人は死ぬと星になるそうですね。
わたくしは人ではなく鬼なので死んでも空に浮かぶことなく、ただの骸になるのでしょう。
節分の日にひょんなことから仲良くなった自称鬼の娘が、私の部屋で柿ピーをポリポリと囓りながら笑いながらそう言った。
ふたりで眺めていたテレビには星空が映っていた。
「ねー、ちょっと待って。鬼に柿ピーはありなの? 豆ぶつけられたら退治されるのに?」
鬼の娘なんて眉唾だ。どこからどう見ても少し陰気な、でもよく見たらちょっと綺麗な女の子。腕にあるのは縦長のラインの傷跡。深くえぐれたそれは本気のしるし。自殺行為の証を彼女は隠さない。

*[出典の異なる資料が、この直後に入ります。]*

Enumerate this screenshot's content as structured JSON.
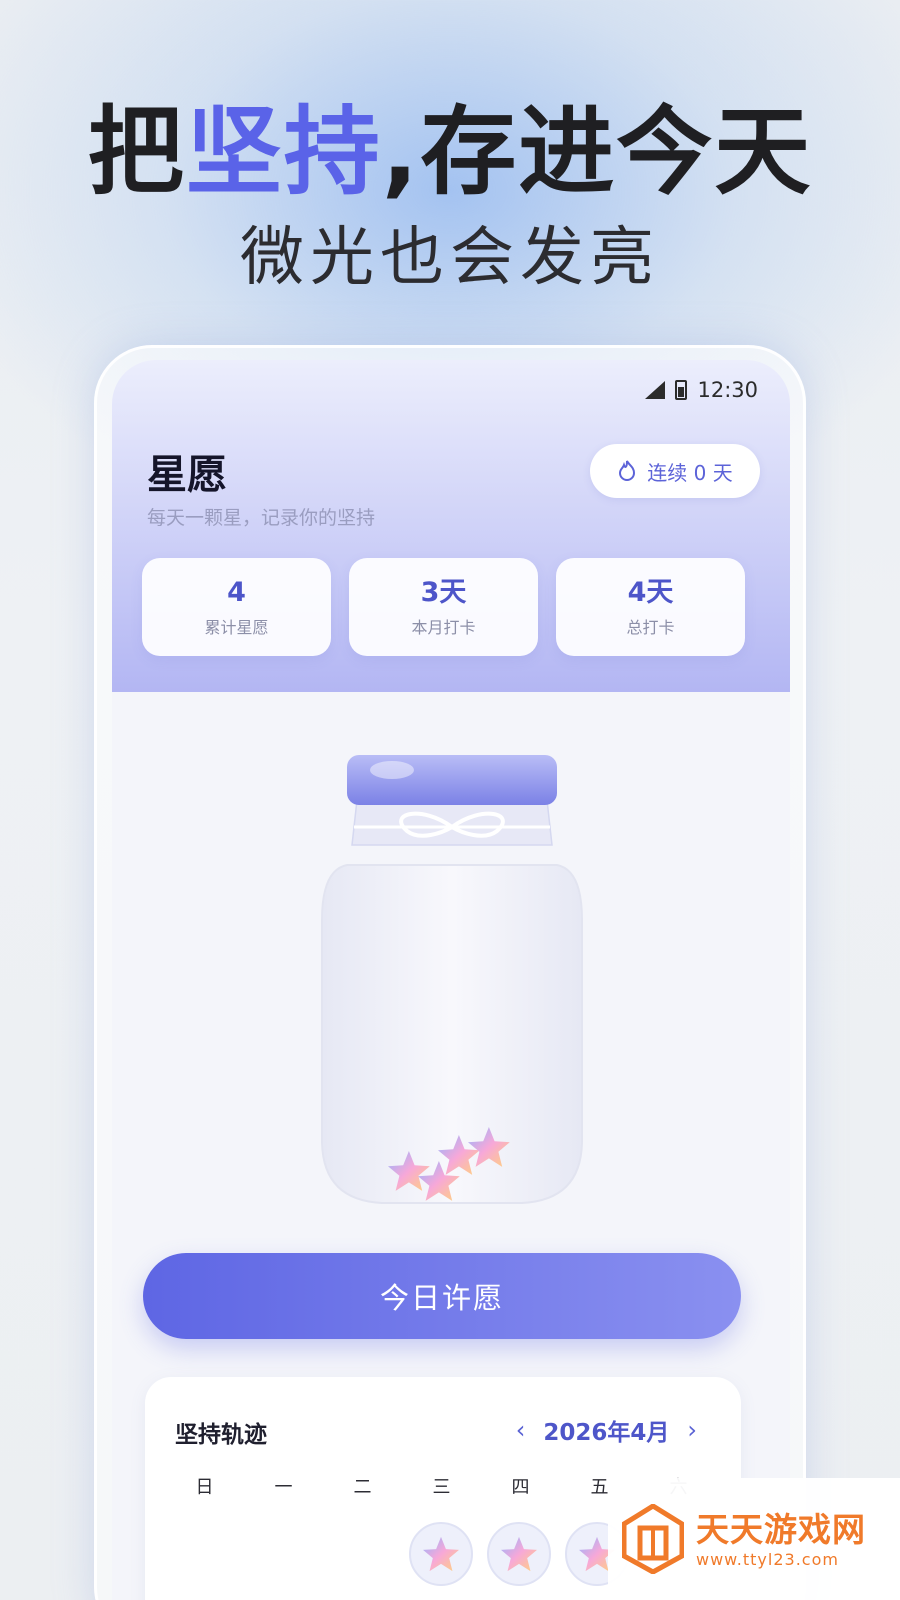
{
  "promo": {
    "headline_part1": "把",
    "headline_accent": "坚持",
    "headline_part2": ",存进今天",
    "subheadline": "微光也会发亮"
  },
  "status_bar": {
    "time": "12:30"
  },
  "app": {
    "title": "星愿",
    "subtitle": "每天一颗星，记录你的坚持",
    "streak_label": "连续 0 天"
  },
  "stats": [
    {
      "value": "4",
      "label": "累计星愿"
    },
    {
      "value": "3天",
      "label": "本月打卡"
    },
    {
      "value": "4天",
      "label": "总打卡"
    }
  ],
  "jar": {
    "stars_count": 4
  },
  "wish_button": {
    "label": "今日许愿"
  },
  "track": {
    "title": "坚持轨迹",
    "month": "2026年4月",
    "weekdays": [
      "日",
      "一",
      "二",
      "三",
      "四",
      "五",
      "六"
    ],
    "checked_days_visible": 3
  },
  "watermark": {
    "name": "天天游戏网",
    "url": "www.ttyl23.com"
  },
  "colors": {
    "accent": "#5a63e8",
    "button_start": "#5e66e4",
    "button_end": "#8a90f0",
    "watermark": "#f07a2a"
  }
}
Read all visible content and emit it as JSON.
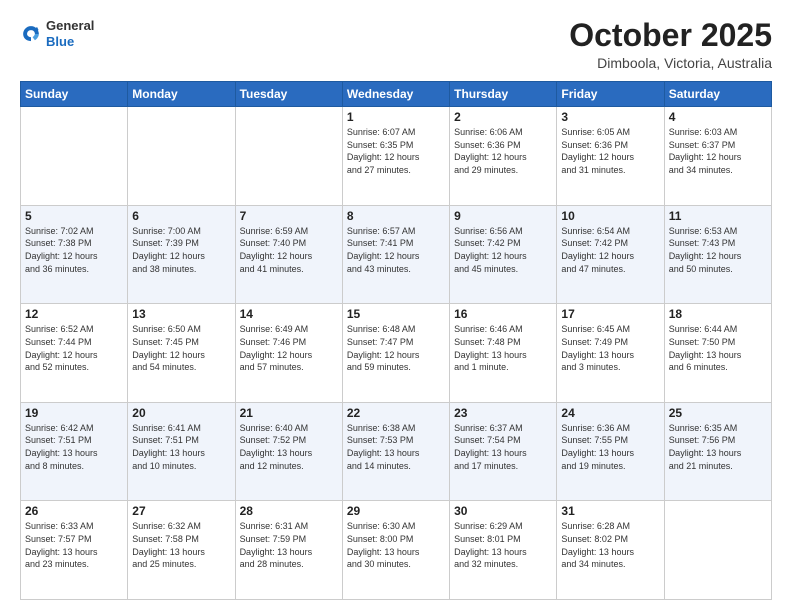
{
  "header": {
    "logo_general": "General",
    "logo_blue": "Blue",
    "month_title": "October 2025",
    "location": "Dimboola, Victoria, Australia"
  },
  "days_of_week": [
    "Sunday",
    "Monday",
    "Tuesday",
    "Wednesday",
    "Thursday",
    "Friday",
    "Saturday"
  ],
  "weeks": [
    {
      "days": [
        {
          "num": "",
          "info": ""
        },
        {
          "num": "",
          "info": ""
        },
        {
          "num": "",
          "info": ""
        },
        {
          "num": "1",
          "info": "Sunrise: 6:07 AM\nSunset: 6:35 PM\nDaylight: 12 hours\nand 27 minutes."
        },
        {
          "num": "2",
          "info": "Sunrise: 6:06 AM\nSunset: 6:36 PM\nDaylight: 12 hours\nand 29 minutes."
        },
        {
          "num": "3",
          "info": "Sunrise: 6:05 AM\nSunset: 6:36 PM\nDaylight: 12 hours\nand 31 minutes."
        },
        {
          "num": "4",
          "info": "Sunrise: 6:03 AM\nSunset: 6:37 PM\nDaylight: 12 hours\nand 34 minutes."
        }
      ]
    },
    {
      "days": [
        {
          "num": "5",
          "info": "Sunrise: 7:02 AM\nSunset: 7:38 PM\nDaylight: 12 hours\nand 36 minutes."
        },
        {
          "num": "6",
          "info": "Sunrise: 7:00 AM\nSunset: 7:39 PM\nDaylight: 12 hours\nand 38 minutes."
        },
        {
          "num": "7",
          "info": "Sunrise: 6:59 AM\nSunset: 7:40 PM\nDaylight: 12 hours\nand 41 minutes."
        },
        {
          "num": "8",
          "info": "Sunrise: 6:57 AM\nSunset: 7:41 PM\nDaylight: 12 hours\nand 43 minutes."
        },
        {
          "num": "9",
          "info": "Sunrise: 6:56 AM\nSunset: 7:42 PM\nDaylight: 12 hours\nand 45 minutes."
        },
        {
          "num": "10",
          "info": "Sunrise: 6:54 AM\nSunset: 7:42 PM\nDaylight: 12 hours\nand 47 minutes."
        },
        {
          "num": "11",
          "info": "Sunrise: 6:53 AM\nSunset: 7:43 PM\nDaylight: 12 hours\nand 50 minutes."
        }
      ]
    },
    {
      "days": [
        {
          "num": "12",
          "info": "Sunrise: 6:52 AM\nSunset: 7:44 PM\nDaylight: 12 hours\nand 52 minutes."
        },
        {
          "num": "13",
          "info": "Sunrise: 6:50 AM\nSunset: 7:45 PM\nDaylight: 12 hours\nand 54 minutes."
        },
        {
          "num": "14",
          "info": "Sunrise: 6:49 AM\nSunset: 7:46 PM\nDaylight: 12 hours\nand 57 minutes."
        },
        {
          "num": "15",
          "info": "Sunrise: 6:48 AM\nSunset: 7:47 PM\nDaylight: 12 hours\nand 59 minutes."
        },
        {
          "num": "16",
          "info": "Sunrise: 6:46 AM\nSunset: 7:48 PM\nDaylight: 13 hours\nand 1 minute."
        },
        {
          "num": "17",
          "info": "Sunrise: 6:45 AM\nSunset: 7:49 PM\nDaylight: 13 hours\nand 3 minutes."
        },
        {
          "num": "18",
          "info": "Sunrise: 6:44 AM\nSunset: 7:50 PM\nDaylight: 13 hours\nand 6 minutes."
        }
      ]
    },
    {
      "days": [
        {
          "num": "19",
          "info": "Sunrise: 6:42 AM\nSunset: 7:51 PM\nDaylight: 13 hours\nand 8 minutes."
        },
        {
          "num": "20",
          "info": "Sunrise: 6:41 AM\nSunset: 7:51 PM\nDaylight: 13 hours\nand 10 minutes."
        },
        {
          "num": "21",
          "info": "Sunrise: 6:40 AM\nSunset: 7:52 PM\nDaylight: 13 hours\nand 12 minutes."
        },
        {
          "num": "22",
          "info": "Sunrise: 6:38 AM\nSunset: 7:53 PM\nDaylight: 13 hours\nand 14 minutes."
        },
        {
          "num": "23",
          "info": "Sunrise: 6:37 AM\nSunset: 7:54 PM\nDaylight: 13 hours\nand 17 minutes."
        },
        {
          "num": "24",
          "info": "Sunrise: 6:36 AM\nSunset: 7:55 PM\nDaylight: 13 hours\nand 19 minutes."
        },
        {
          "num": "25",
          "info": "Sunrise: 6:35 AM\nSunset: 7:56 PM\nDaylight: 13 hours\nand 21 minutes."
        }
      ]
    },
    {
      "days": [
        {
          "num": "26",
          "info": "Sunrise: 6:33 AM\nSunset: 7:57 PM\nDaylight: 13 hours\nand 23 minutes."
        },
        {
          "num": "27",
          "info": "Sunrise: 6:32 AM\nSunset: 7:58 PM\nDaylight: 13 hours\nand 25 minutes."
        },
        {
          "num": "28",
          "info": "Sunrise: 6:31 AM\nSunset: 7:59 PM\nDaylight: 13 hours\nand 28 minutes."
        },
        {
          "num": "29",
          "info": "Sunrise: 6:30 AM\nSunset: 8:00 PM\nDaylight: 13 hours\nand 30 minutes."
        },
        {
          "num": "30",
          "info": "Sunrise: 6:29 AM\nSunset: 8:01 PM\nDaylight: 13 hours\nand 32 minutes."
        },
        {
          "num": "31",
          "info": "Sunrise: 6:28 AM\nSunset: 8:02 PM\nDaylight: 13 hours\nand 34 minutes."
        },
        {
          "num": "",
          "info": ""
        }
      ]
    }
  ]
}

「豆はだめですが柿ピーの主成分はこの柿の種です。主成分が重要なんです。豆100%は難しいけれど、これはほぼ柿なので、柿のぶん十分セーフです。鬼的には」
柿なんてひとつもはいってないのに、ほぼ柿と言われてしまっては柿ピーもやるせなかろうよ。
「じゃあ豆大福は?」
「豆大福も豆の含有量によりますね。豆だけを取り去ってしまえば」
「餡子が小豆だからあれはもう、ほぼ豆でしょうよ」
「え、餡子って豆か」
「そんなことも知らないで鬼やってんのかよ」
「人だって、いろんなことを知らないでも人としてやっていってる人が多いじゃないですか。あなた、鬼にだけ冷たいですね」
詳しい事情はさっぱり知らないし、聞く必要も感じないけれど。
きみは一回死に損なってからこの世に呼び戻されて、それでももう二度と人になりたくないと心に決めてしまったのかもしれないね。
「なんと鬼には世知辛い世の中だこと。星にもなれないし」
「そんなに星になりたいのかよっ」
もしきみが本当に鬼の娘で人じゃないから星にならないとしても。
「空に浮かぶ星になれなくても、プラネタリウムの星にならなれるんじゃない。プラネタリウムの職員に事前に賄賂を渡しといて」
人の手で作りだした偽物の星。なりたいかどうかは別にして。
「なるほど。ほぼ星という方向で」
「ほぼ星という方向で」
ほぼ人かもしれない鬼がちょっとだけ嬉しそうに笑ってくれた。